AJNR Am J Neuroradiol. 2010 Jun;31(6):1113-7. doi: 10.3174/ajnr.A1970. Epub 2010 Jan 6.
The safety and efficacy of SBCAS have not been evaluated in detail. The purpose of our study was to evaluate the outcome after SBCAS in high-risk patients compared with unilateral stent placement.

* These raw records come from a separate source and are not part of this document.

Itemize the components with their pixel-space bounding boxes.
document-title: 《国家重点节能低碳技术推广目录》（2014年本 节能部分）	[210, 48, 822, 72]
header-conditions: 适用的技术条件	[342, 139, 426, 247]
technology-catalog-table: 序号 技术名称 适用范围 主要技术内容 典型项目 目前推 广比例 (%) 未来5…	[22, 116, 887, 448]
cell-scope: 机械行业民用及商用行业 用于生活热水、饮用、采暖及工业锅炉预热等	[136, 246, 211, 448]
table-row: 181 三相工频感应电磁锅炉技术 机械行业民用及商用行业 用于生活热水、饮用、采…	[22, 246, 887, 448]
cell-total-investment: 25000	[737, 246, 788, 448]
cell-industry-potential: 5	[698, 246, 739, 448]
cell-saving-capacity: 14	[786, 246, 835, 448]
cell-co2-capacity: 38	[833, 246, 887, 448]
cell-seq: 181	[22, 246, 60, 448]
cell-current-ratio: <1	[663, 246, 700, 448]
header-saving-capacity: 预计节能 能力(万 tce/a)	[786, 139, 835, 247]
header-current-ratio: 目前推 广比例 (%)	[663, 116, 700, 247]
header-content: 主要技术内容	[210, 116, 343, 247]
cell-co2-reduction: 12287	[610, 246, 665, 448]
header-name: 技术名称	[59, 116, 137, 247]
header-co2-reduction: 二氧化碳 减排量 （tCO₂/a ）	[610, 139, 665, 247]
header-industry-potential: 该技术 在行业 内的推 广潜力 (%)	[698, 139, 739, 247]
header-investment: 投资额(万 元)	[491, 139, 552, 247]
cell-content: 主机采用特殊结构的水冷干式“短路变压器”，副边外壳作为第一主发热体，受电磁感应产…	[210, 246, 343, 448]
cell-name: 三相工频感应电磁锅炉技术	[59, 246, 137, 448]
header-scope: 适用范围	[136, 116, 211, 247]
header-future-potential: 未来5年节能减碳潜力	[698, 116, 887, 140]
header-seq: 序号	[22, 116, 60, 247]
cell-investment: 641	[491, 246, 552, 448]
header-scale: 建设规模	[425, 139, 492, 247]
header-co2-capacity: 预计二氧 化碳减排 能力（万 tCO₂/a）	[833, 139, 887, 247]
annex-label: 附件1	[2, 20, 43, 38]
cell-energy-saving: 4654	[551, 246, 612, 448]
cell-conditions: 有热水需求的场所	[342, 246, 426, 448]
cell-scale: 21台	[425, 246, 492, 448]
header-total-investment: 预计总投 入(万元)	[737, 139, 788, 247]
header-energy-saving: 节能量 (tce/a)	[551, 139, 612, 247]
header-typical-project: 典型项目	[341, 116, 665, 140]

Between March 2002 and October 2008, a total of 205 consecutive high-risk patients underwent CAS at our institution. Of these patients, 30 (14.6%) underwent SBCAS (n = 24) and staged SBCAS (n = 6). Patients who underwent unilateral CAS (n = 175) during the same period served as controls. The stroke risk factors, procedural results, and outcome at 30 days and 6 months, as well as the restenosis rate at 6 months, were compared by using either the chi(2) test or the Kruskal-Wallis equality-of-populations rank test.

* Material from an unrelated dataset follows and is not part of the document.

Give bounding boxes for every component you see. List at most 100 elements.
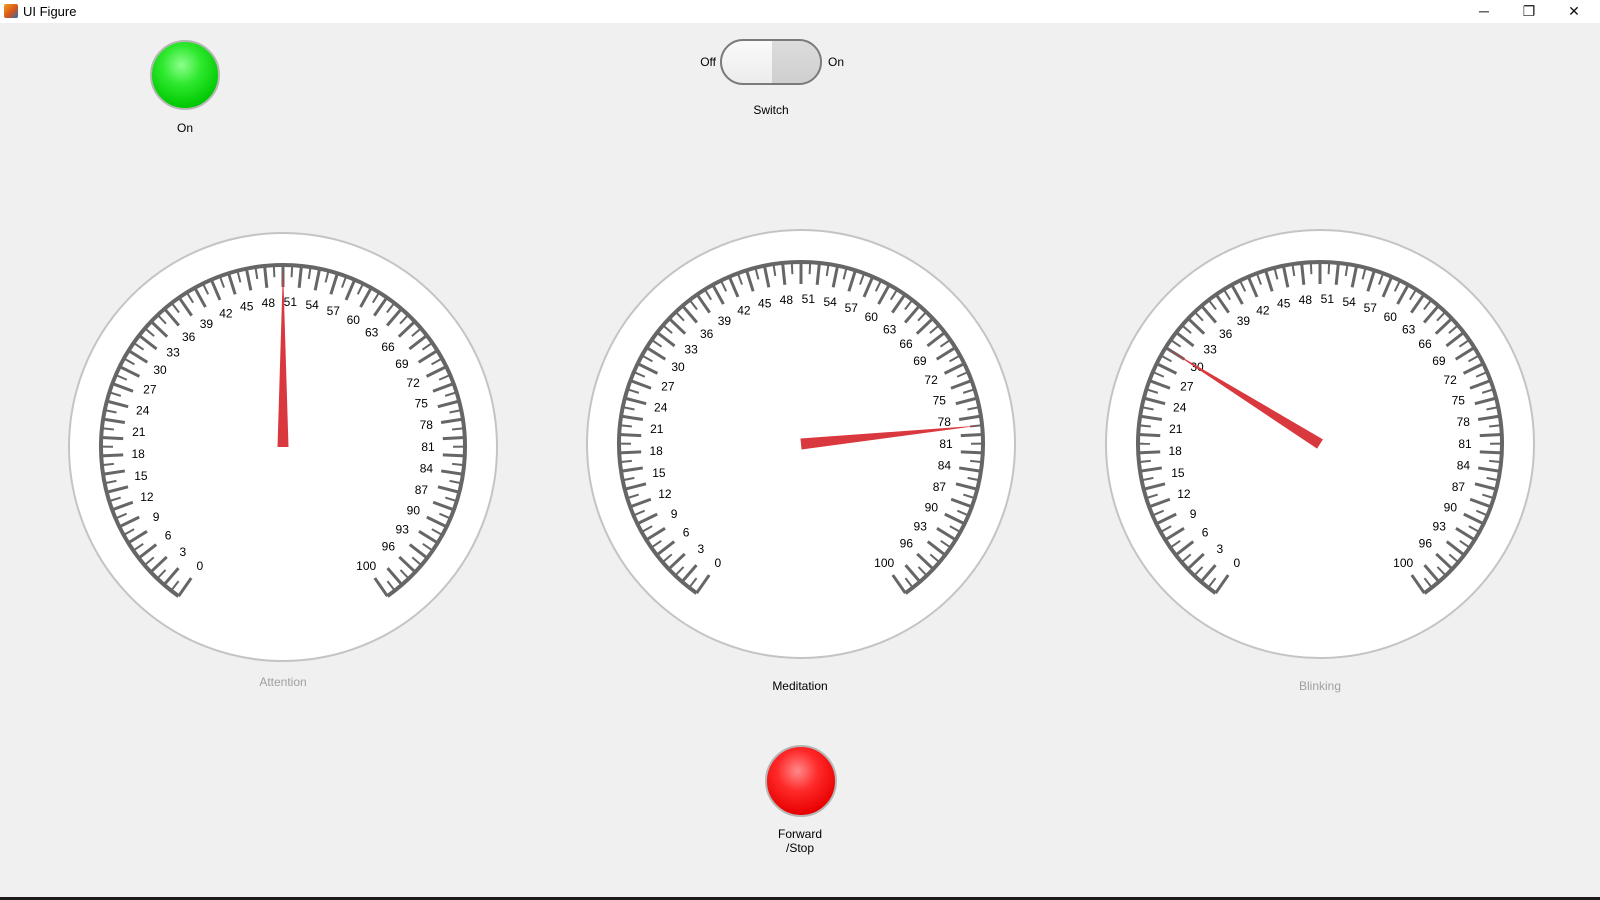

Our data revealed no significant differences in the stroke risk factors between the SBCAS and the control group. HPS occurred more commonly in SBCAS (ie, 16.7%, 4/24) compared with 2.9% (5/175) in the control group (P = .014). However, there was no statistical significance between 2 groups in the event rate of stroke (minor and/or major stroke), death, or restenosis at 6 months.

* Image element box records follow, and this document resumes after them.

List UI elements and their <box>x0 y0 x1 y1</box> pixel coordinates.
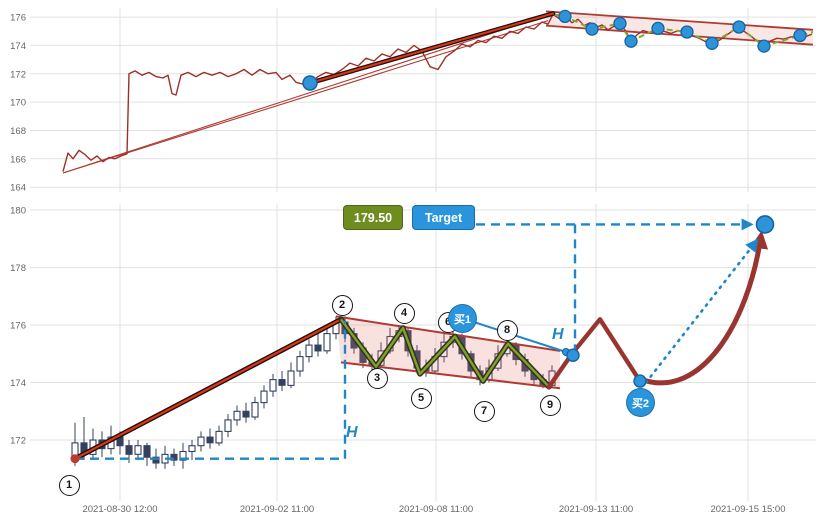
top-channel-dot[interactable] <box>558 9 572 24</box>
candle-body <box>287 370 295 386</box>
candle-body <box>242 410 250 418</box>
top-y-tick-label: 174 <box>10 41 26 52</box>
candle-body <box>296 356 304 372</box>
projection-zigzag <box>546 317 643 389</box>
bottom-y-tick-label: 180 <box>10 206 26 217</box>
top-channel-dot[interactable] <box>651 21 665 36</box>
pattern-start-dot[interactable] <box>70 454 80 464</box>
top-y-tick-label: 176 <box>10 13 26 24</box>
bottom-y-tick-label: 174 <box>10 378 26 389</box>
pattern-marker-8: 8 <box>496 319 518 341</box>
x-tick-label: 2021-08-30 12:00 <box>82 504 157 515</box>
buy1-pointer-line <box>473 321 567 353</box>
top-y-tick-label: 168 <box>10 126 26 137</box>
pattern-marker-9: 9 <box>539 394 561 416</box>
top-y-tick-label: 164 <box>10 183 26 194</box>
candle-body <box>233 410 241 421</box>
top-channel-fill <box>546 11 813 45</box>
candle-body <box>143 445 151 458</box>
x-tick-label: 2021-09-02 11:00 <box>240 504 314 515</box>
candle-body <box>314 344 322 352</box>
candle-body <box>179 450 187 461</box>
target-badge[interactable]: Target <box>412 205 475 230</box>
top-wedge-line <box>62 12 554 174</box>
top-channel-dot[interactable] <box>757 39 771 53</box>
top-channel-line <box>545 10 814 31</box>
pattern-marker-1: 1 <box>58 474 80 496</box>
target-dot[interactable] <box>755 215 775 234</box>
top-channel-dot[interactable] <box>624 34 638 48</box>
target-height-label: H <box>552 326 564 343</box>
breakout-dot[interactable] <box>566 348 580 362</box>
top-y-tick-label: 172 <box>10 69 26 80</box>
top-channel-dot[interactable] <box>793 28 807 43</box>
top-y-tick-label: 166 <box>10 154 26 165</box>
flag-channel-line <box>335 315 561 352</box>
candle-body <box>260 390 268 404</box>
buy2-target-arrow <box>644 238 759 384</box>
candle-body <box>206 436 214 444</box>
bottom-y-tick-label: 176 <box>10 321 26 332</box>
pattern-marker-2: 2 <box>331 294 353 316</box>
candle-body <box>152 456 160 464</box>
candle-body <box>188 445 196 453</box>
buy2-marker[interactable]: 买2 <box>626 388 655 417</box>
top-channel-dot[interactable] <box>732 20 746 34</box>
pattern-marker-5: 5 <box>410 387 432 409</box>
target-price-badge[interactable]: 179.50 <box>343 205 403 230</box>
top-channel-dot[interactable] <box>680 25 694 39</box>
buy1-marker[interactable]: 买1 <box>448 304 477 333</box>
top-channel-dot[interactable] <box>613 16 627 31</box>
projection-curve-arrow <box>641 230 769 386</box>
top-channel-dot[interactable] <box>585 22 599 36</box>
candle-body <box>278 379 286 386</box>
candle-body <box>269 379 277 392</box>
x-tick-label: 2021-09-13 11:00 <box>559 504 633 515</box>
candle-body <box>251 402 259 418</box>
flag-zigzag <box>340 318 550 388</box>
bottom-y-tick-label: 172 <box>10 436 26 447</box>
pattern-marker-3: 3 <box>366 367 388 389</box>
candle-body <box>224 419 232 432</box>
pole-trend-line <box>73 318 343 460</box>
candle-body <box>170 453 178 461</box>
candle-body <box>197 436 205 447</box>
top-channel-dot[interactable] <box>705 36 719 50</box>
x-tick-label: 2021-09-15 15:00 <box>710 504 785 515</box>
x-tick-label: 2021-09-08 11:00 <box>399 504 473 515</box>
bottom-y-tick-label: 178 <box>10 263 26 274</box>
candle-body <box>323 333 331 352</box>
buy2-dot[interactable] <box>633 374 647 388</box>
top-trend-start-dot[interactable] <box>302 75 318 91</box>
flag-channel-fill <box>336 316 560 389</box>
pole-height-label: H <box>346 424 358 441</box>
pattern-marker-4: 4 <box>393 302 415 324</box>
candle-body <box>134 445 142 455</box>
candle-body <box>125 445 133 455</box>
top-trend-line <box>309 12 554 84</box>
top-y-tick-label: 170 <box>10 98 26 109</box>
top-zigzag-line <box>552 13 814 48</box>
pattern-marker-7: 7 <box>473 400 495 422</box>
candle-body <box>215 430 223 444</box>
candle-body <box>305 344 313 358</box>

There was no significant difference in outcome at 6 months following stent placement between SBCAS and unilateral CAS in the high-risk patient group, even though HPS occurred more commonly after SBCAS.
SBCAS 的安全性和有效性尚未得到详细评估。本研究的目的是评估与单侧支架置入相比,SBCAS 在高危患者中的治疗效果。
2002 年 3 月至 2008 年 10 月,我院共对 205 例高危患者进行了 CAS。其中,30 例(14.6%)患者接受了 SBCAS(n=24)和分期 SBCAS(n=6)。同期行单侧 CAS(n=175)的患者作为对照组。采用卡方检验或 Kruskal-Wallis 等方差秩检验比较两组患者的中风危险因素、手术结果、30 天和 6 个月的治疗效果,以及 6 个月的再狭窄率。
SBCAS 组和对照组患者的中风危险因素无显著差异。SBCAS 组更常见 HPS(16.7%,4/24),而对照组为 2.9%(5/175)(P=.014)。然而,两组患者的中风(轻微和/或主要中风)、死亡或 6 个月时再狭窄的发生率无统计学差异。
高危患者中,SBCAS 与单侧 CAS 支架置入 6 个月的治疗效果无显著差异,尽管 SBCAS 后 HPS 更常见。